It was just a few months ago that the technology sector stocks, specifically the momentum stocks, were getting bashed around and sold off by the stock market.
Since then, the selling has subsided and we have seen a nice rebound in technology stocks to the point where the NASDAQ is the top gainer in the stock market with a 6.88% advance as of Monday. By contrast, blue chips are hurting, with the Dow Jones Industrial Average down 0.55%.
What the stock market is suggesting to us is that the appetite for risk and higher-beta stocks continues to be prevalent as investors seek the potential for higher gains.
During the past five years of the stock market advance, technology has been one of my top areas for finding a growth investment opportunity. (Health care is another.) This remains my view.
The caveat I’d add, however, is that I would continue to be very careful when buying or trading social media stocks, as the inherent risk continues to be quite high.
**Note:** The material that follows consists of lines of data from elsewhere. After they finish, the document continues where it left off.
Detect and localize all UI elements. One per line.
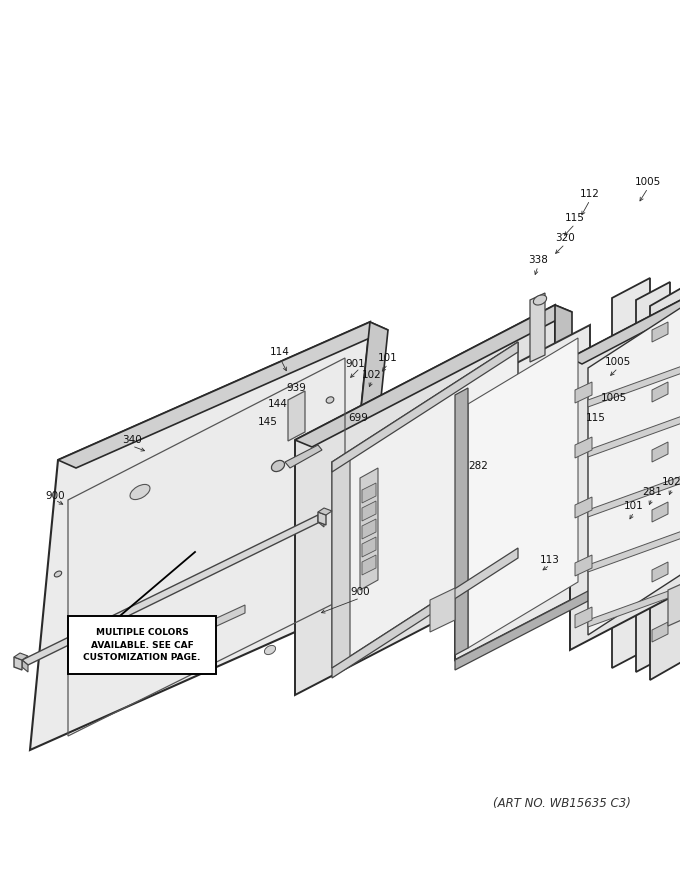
Polygon shape: [652, 382, 668, 402]
Polygon shape: [455, 325, 590, 660]
Polygon shape: [575, 607, 592, 628]
Ellipse shape: [271, 460, 284, 472]
Text: 699: 699: [348, 413, 368, 423]
Text: 102: 102: [662, 477, 680, 487]
Text: 340: 340: [122, 435, 142, 445]
Polygon shape: [650, 286, 680, 680]
Text: 1005: 1005: [601, 393, 627, 403]
Polygon shape: [22, 515, 324, 665]
Text: 900: 900: [350, 587, 370, 597]
Text: 145: 145: [258, 417, 278, 427]
Polygon shape: [340, 322, 388, 620]
Polygon shape: [22, 660, 28, 672]
Polygon shape: [455, 590, 590, 670]
Polygon shape: [668, 582, 680, 626]
Text: 112: 112: [580, 189, 600, 199]
Text: 113: 113: [540, 555, 560, 565]
Polygon shape: [362, 501, 376, 521]
Polygon shape: [362, 519, 376, 539]
Polygon shape: [555, 305, 572, 568]
Polygon shape: [288, 391, 305, 441]
Polygon shape: [362, 555, 376, 575]
Polygon shape: [430, 588, 455, 632]
Polygon shape: [14, 657, 22, 670]
Polygon shape: [362, 537, 376, 557]
Polygon shape: [530, 293, 545, 362]
Text: 115: 115: [565, 213, 585, 223]
Polygon shape: [295, 305, 555, 695]
Polygon shape: [30, 322, 370, 750]
Text: 282: 282: [468, 461, 488, 471]
Ellipse shape: [265, 645, 275, 655]
Polygon shape: [332, 342, 518, 668]
Polygon shape: [14, 653, 28, 660]
Polygon shape: [652, 322, 668, 342]
Ellipse shape: [130, 484, 150, 500]
Polygon shape: [588, 475, 680, 517]
Text: 281: 281: [642, 487, 662, 497]
Text: 102: 102: [362, 370, 382, 380]
FancyBboxPatch shape: [68, 616, 216, 674]
Polygon shape: [332, 548, 518, 678]
Polygon shape: [612, 278, 650, 668]
Polygon shape: [588, 365, 680, 407]
Polygon shape: [588, 530, 680, 572]
Polygon shape: [652, 442, 668, 462]
Polygon shape: [295, 305, 572, 447]
Polygon shape: [195, 605, 245, 636]
Polygon shape: [588, 585, 680, 627]
Polygon shape: [362, 483, 376, 503]
Text: 115: 115: [586, 413, 606, 423]
Polygon shape: [285, 445, 322, 468]
Polygon shape: [636, 282, 670, 672]
Ellipse shape: [54, 571, 62, 577]
Polygon shape: [588, 305, 680, 635]
Polygon shape: [652, 502, 668, 522]
Polygon shape: [575, 437, 592, 458]
Polygon shape: [575, 382, 592, 403]
Polygon shape: [652, 622, 668, 642]
Polygon shape: [588, 415, 680, 457]
Polygon shape: [575, 497, 592, 518]
Text: 338: 338: [528, 255, 548, 265]
Polygon shape: [318, 512, 326, 525]
Polygon shape: [318, 515, 324, 527]
Polygon shape: [332, 452, 350, 668]
Text: MULTIPLE COLORS
AVAILABLE. SEE CAF
CUSTOMIZATION PAGE.: MULTIPLE COLORS AVAILABLE. SEE CAF CUSTO…: [84, 628, 201, 662]
Text: 101: 101: [378, 353, 398, 363]
Ellipse shape: [326, 397, 334, 403]
Text: 939: 939: [286, 383, 306, 393]
Text: 901: 901: [345, 359, 365, 369]
Text: 144: 144: [268, 399, 288, 409]
Polygon shape: [455, 388, 468, 655]
Polygon shape: [318, 508, 332, 515]
Polygon shape: [360, 468, 378, 590]
Text: (ART NO. WB15635 C3): (ART NO. WB15635 C3): [493, 797, 631, 810]
Ellipse shape: [533, 295, 547, 305]
Text: 101: 101: [624, 501, 644, 511]
Text: 1005: 1005: [635, 177, 661, 187]
Polygon shape: [652, 562, 668, 582]
Polygon shape: [58, 322, 388, 468]
Text: 114: 114: [270, 347, 290, 357]
Polygon shape: [575, 555, 592, 576]
Text: 320: 320: [555, 233, 575, 243]
Text: 1005: 1005: [605, 357, 631, 367]
Text: 900: 900: [45, 491, 65, 501]
Polygon shape: [570, 290, 680, 650]
Polygon shape: [332, 342, 518, 472]
Polygon shape: [468, 338, 578, 648]
Polygon shape: [570, 290, 680, 364]
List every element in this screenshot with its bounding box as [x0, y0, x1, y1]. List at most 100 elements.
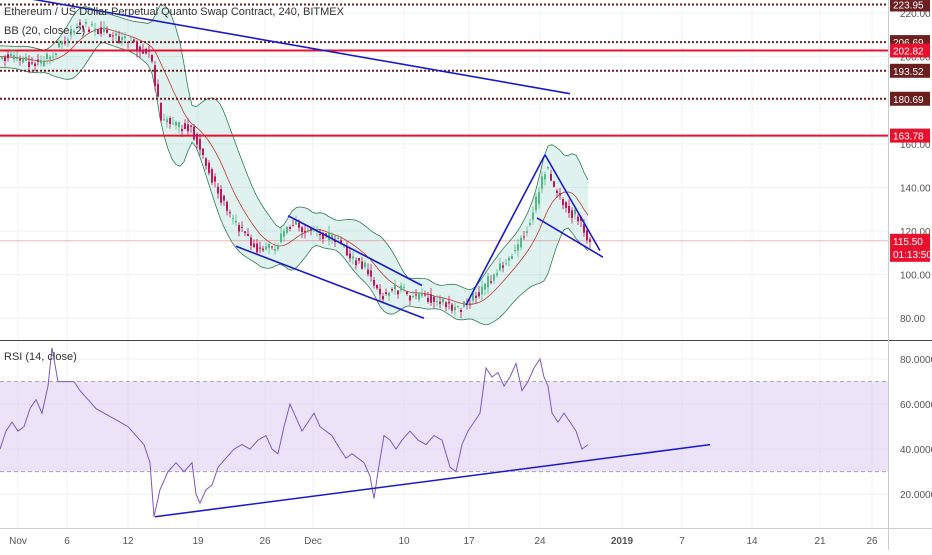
candle-body — [346, 246, 348, 256]
rsi-indicator-label[interactable]: RSI (14, close) — [4, 351, 77, 363]
candle-body — [529, 223, 531, 225]
current-price-badge[interactable] — [890, 233, 930, 262]
price-level-badge-label: 202.82 — [893, 47, 924, 58]
candle-body — [43, 62, 45, 67]
trendline[interactable] — [0, 0, 571, 95]
candle-body — [13, 55, 15, 60]
candle-body — [49, 56, 51, 60]
candle-body — [334, 240, 336, 243]
candle-body — [574, 209, 576, 215]
candle-body — [391, 288, 393, 291]
price-tick-label: 140.00 — [900, 183, 931, 194]
candle-body — [259, 247, 261, 249]
candle-body — [589, 239, 591, 243]
candle-body — [415, 294, 417, 296]
candle-body — [403, 287, 405, 289]
price-tick-label: 100.00 — [900, 271, 931, 282]
trendline[interactable] — [287, 215, 423, 287]
candle-body — [220, 189, 222, 203]
candle-body — [511, 255, 513, 259]
trendline[interactable] — [465, 154, 546, 306]
candle-body — [571, 210, 573, 219]
price-level-badge[interactable] — [890, 128, 930, 143]
candle-body — [532, 212, 534, 220]
candle-body — [1, 57, 3, 59]
price-level-badge[interactable] — [890, 43, 930, 58]
candle-body — [85, 21, 87, 24]
bb-indicator-label[interactable]: BB (20, close, 2) — [4, 25, 86, 37]
axis-layer[interactable]: 80.00100.00120.00140.00160.00180.00200.0… — [9, 0, 932, 547]
candle-body — [73, 31, 75, 33]
candle-body — [340, 240, 342, 244]
candle-body — [349, 253, 351, 259]
candle-body — [295, 221, 297, 225]
candle-body — [451, 304, 453, 311]
candle-body — [283, 230, 285, 237]
candle-body — [94, 28, 96, 32]
current-price-label: 115.50 — [893, 237, 923, 248]
candle-body — [499, 263, 501, 271]
candle-body — [544, 174, 546, 180]
symbol-title[interactable]: Ethereum / US Dollar Perpetual Quanto Sw… — [4, 6, 344, 18]
candle-body — [436, 301, 438, 303]
candle-body — [79, 22, 81, 26]
candle-body — [424, 294, 426, 296]
price-tick-label: 80.00 — [900, 314, 925, 325]
rsi-tick-label: 40.0000 — [900, 445, 932, 456]
price-tick-label: 220.00 — [900, 9, 931, 20]
trendline[interactable] — [536, 217, 604, 258]
candle-body — [385, 292, 387, 294]
candle-body — [139, 46, 141, 52]
candle-body — [406, 291, 408, 294]
candle-body — [556, 190, 558, 193]
bb-basis-line — [0, 28, 589, 305]
candle-body — [244, 231, 246, 234]
price-level-badge[interactable] — [890, 0, 930, 12]
trendline[interactable] — [235, 245, 425, 319]
candle-body — [331, 234, 333, 239]
candle-body — [157, 83, 159, 97]
time-tick-label: Dec — [304, 536, 322, 547]
candle-body — [115, 33, 117, 36]
candle-body — [163, 119, 165, 121]
candle-body — [523, 236, 525, 238]
price-level-badge[interactable] — [890, 63, 930, 78]
candle-body — [238, 225, 240, 232]
candle-body — [61, 41, 63, 45]
price-level-badge[interactable] — [890, 91, 930, 106]
candle-body — [304, 230, 306, 233]
time-tick-label: 17 — [463, 536, 475, 547]
time-tick-label: Nov — [9, 536, 27, 547]
candle-body — [484, 283, 486, 290]
candle-body — [31, 62, 33, 64]
rsi-line — [0, 347, 589, 517]
candle-body — [208, 162, 210, 174]
candle-body — [46, 53, 48, 60]
candle-body — [388, 292, 390, 297]
rsi-layer — [0, 347, 888, 518]
candle-body — [568, 206, 570, 213]
trendline-layer[interactable] — [0, 0, 604, 319]
trendline[interactable] — [544, 154, 601, 252]
candle-body — [397, 290, 399, 295]
candle-body — [58, 42, 60, 48]
candle-body — [52, 56, 54, 58]
time-tick-label: 19 — [192, 536, 204, 547]
candle-body — [583, 224, 585, 233]
candle-body — [337, 237, 339, 239]
candle-body — [286, 227, 288, 233]
candle-body — [40, 60, 42, 64]
candle-body — [442, 297, 444, 303]
candle-body — [202, 148, 204, 156]
candle-body — [457, 306, 459, 308]
candle-body — [28, 61, 30, 68]
candle-body — [151, 54, 153, 62]
time-tick-label: 24 — [534, 536, 546, 547]
candle-body — [7, 54, 9, 59]
rsi-trendline[interactable] — [154, 443, 711, 518]
candle-body — [280, 233, 282, 243]
candle-body — [382, 296, 384, 300]
candle-body — [265, 246, 267, 250]
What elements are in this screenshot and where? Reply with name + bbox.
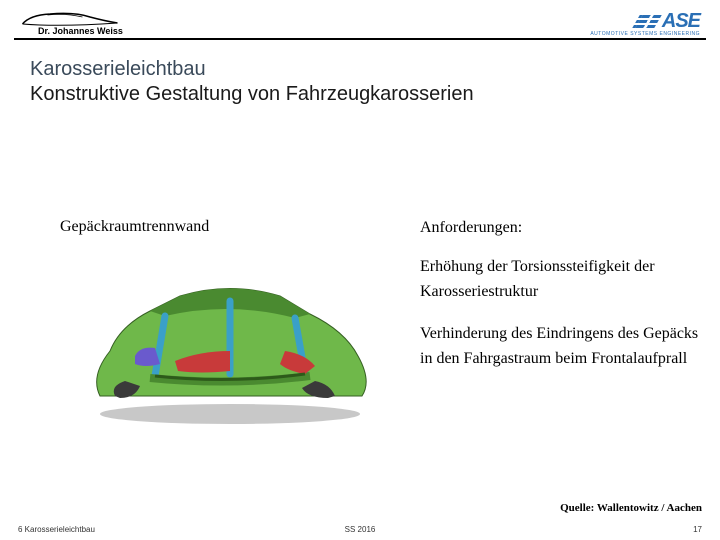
requirement-2: Verhinderung des Eindringens des Gepäcks… (420, 322, 700, 372)
author-name: Dr. Johannes Weiss (38, 26, 123, 36)
slide-footer: 6 Karosserieleichtbau SS 2016 17 (0, 518, 720, 540)
content-area: Gepäckraumtrennwand Anforderungen: Erhöh… (0, 106, 720, 466)
brand-bars-icon (632, 15, 662, 28)
figure-label: Gepäckraumtrennwand (60, 218, 209, 236)
main-title: Konstruktive Gestaltung von Fahrzeugkaro… (30, 83, 720, 106)
source-citation: Quelle: Wallentowitz / Aachen (560, 502, 702, 514)
brand-tagline: AUTOMOTIVE SYSTEMS ENGINEERING (590, 31, 700, 37)
brand-text: ASE (662, 10, 700, 33)
header-divider (14, 38, 706, 40)
author-logo: Dr. Johannes Weiss (20, 10, 123, 36)
shadow-icon (100, 404, 360, 424)
requirements-heading: Anforderungen: (420, 216, 700, 241)
page-number: 17 (693, 525, 702, 534)
brand-logo: ASE AUTOMOTIVE SYSTEMS ENGINEERING (590, 10, 700, 37)
title-block: Karosserieleichtbau Konstruktive Gestalt… (0, 40, 720, 106)
subtitle: Karosserieleichtbau (30, 58, 720, 81)
footer-chapter: 6 Karosserieleichtbau (18, 525, 95, 534)
footer-term: SS 2016 (345, 525, 376, 534)
brand-mark: ASE (636, 10, 700, 33)
car-body-figure (80, 256, 380, 426)
slide-header: Dr. Johannes Weiss ASE AUTOMOTIVE SYSTEM… (0, 0, 720, 40)
requirement-1: Erhöhung der Torsionssteifigkeit der Kar… (420, 255, 700, 305)
requirements-block: Anforderungen: Erhöhung der Torsionsstei… (420, 216, 700, 390)
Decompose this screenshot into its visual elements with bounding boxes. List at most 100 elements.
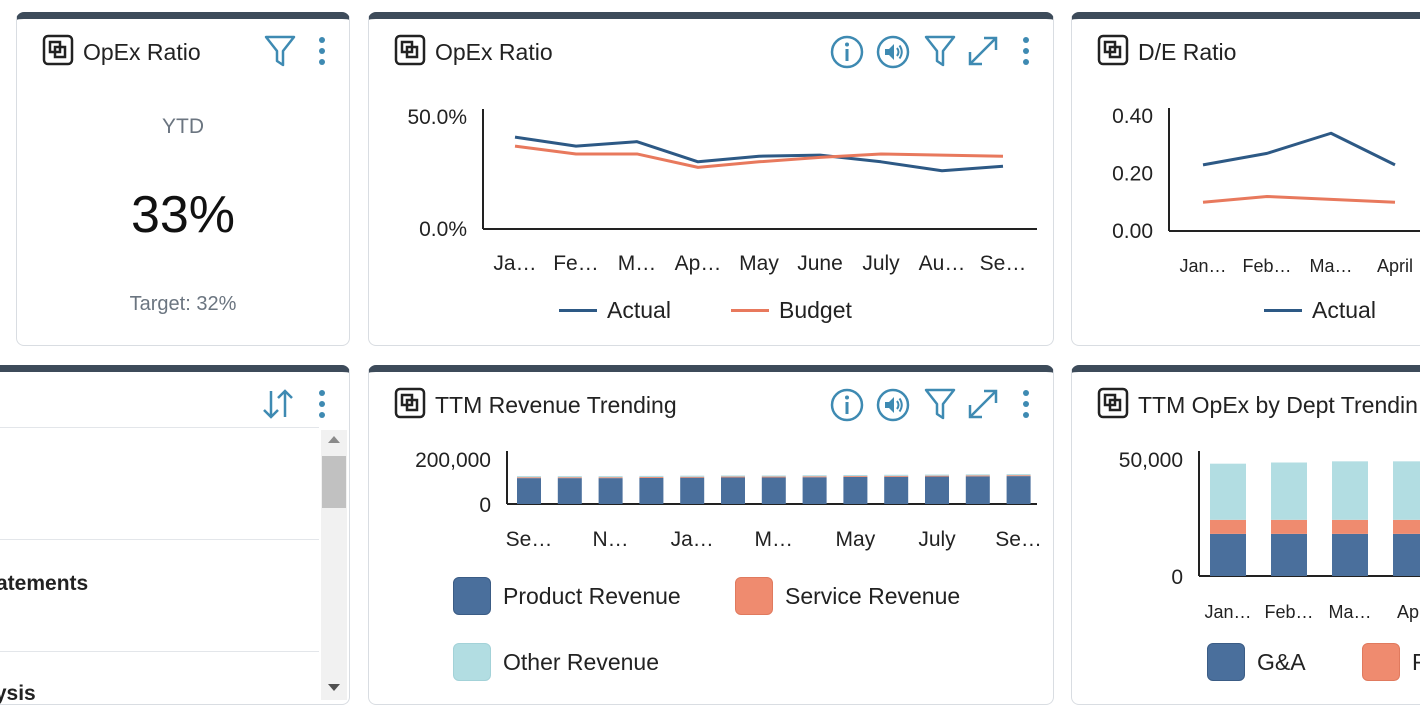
x-tick-label: M… xyxy=(755,528,794,551)
speaker-icon[interactable] xyxy=(875,34,911,70)
bar-segment xyxy=(925,476,949,504)
filter-icon[interactable] xyxy=(922,386,958,422)
bar-segment xyxy=(1332,533,1368,576)
bar-segment xyxy=(598,478,623,504)
x-tick-label: N… xyxy=(593,528,629,551)
card-header: D/E Ratio xyxy=(1072,19,1420,66)
bar-segment xyxy=(1271,462,1307,520)
bar-segment xyxy=(721,475,745,477)
more-vertical-icon[interactable] xyxy=(315,37,329,67)
expand-icon[interactable] xyxy=(965,386,1001,422)
series-line-1 xyxy=(1202,131,1396,167)
chart-card-opex-ratio: OpEx Ratio 50.0% 0.0% Ja… Fe… M… Ap… May June Ju… xyxy=(368,12,1054,346)
x-tick-label: Ma… xyxy=(1309,256,1352,276)
scrollbar-track[interactable] xyxy=(321,430,347,700)
more-vertical-icon[interactable] xyxy=(315,390,329,420)
legend-item-budget[interactable]: Budget xyxy=(731,297,852,324)
list-item[interactable] xyxy=(0,427,319,540)
bar-segment xyxy=(721,477,745,504)
kpi-card-opex-ratio: OpEx Ratio YTD 33% Target: 32% xyxy=(16,12,350,346)
kpi-target: Target: 32% xyxy=(129,293,237,315)
bar-segment xyxy=(802,477,827,504)
list-item[interactable]: tatements xyxy=(0,539,319,652)
bar-segment xyxy=(557,477,582,479)
card-header: TTM Revenue Trending xyxy=(369,372,1053,422)
bar-segment xyxy=(680,477,705,504)
x-tick-label: Fe… xyxy=(553,252,599,275)
info-icon[interactable] xyxy=(829,387,865,423)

I suggest continuing to focus on the Internet sector, as this will remain the dominant area going forward over the next decade as technology advances. Here I’m talking about online retail along with the developers of software and solutions for companies.
The benchmark NASDAQ stock market index is at its highest point in more than 13 years and is within 13.4% of its all-time high at just over 5,100. In hindsight, it’s amazing that it took this long to retrace the steps, but then the technology stock market was extremely overvalued and trading at insidious valuation levels back then.
The chart of the NASDAQ shows the steady advance since the bottom in 2009 and the emergence from the Great Recession.
Chart courtesy of www.StockCharts.com
What I like about the rally over the last decade has been its steadiness. It’s true we have seen some crazy surges in the high momentum stocks, but it is nowhere close to what we saw in 2000 when the stock market was running on high octane.
My only concern is the relatively lighter trading volume, but this likely has more to do with overall fear than disinterest. Investor sentiment on the NASDAQ stock market is currently neutral.
Technology, in my view, will continue to drive the stock market in the decades ahead. The stock market rewards innovation, so it makes sense to be here. Areas at the top of my radar include mobility, Internet services, and social media.
Besides playing the big-name technology plays, you can also play technology exchange-traded funds (ETFs) via the Technology Select Sector SPDR ETF (NYSEArca/XLK). This ETF holds the major technology companies, including Apple Inc. (NASDAQ/AAPL), Google Inc. (NASDAQ/GOOG), and Microsoft Corporation (NASDAQ/MSFT). If you are seeking added risk, you could take a look at an ETF like the PowerShares S&P SmallCap Information Technology ETF (NASDAQ/PSCT).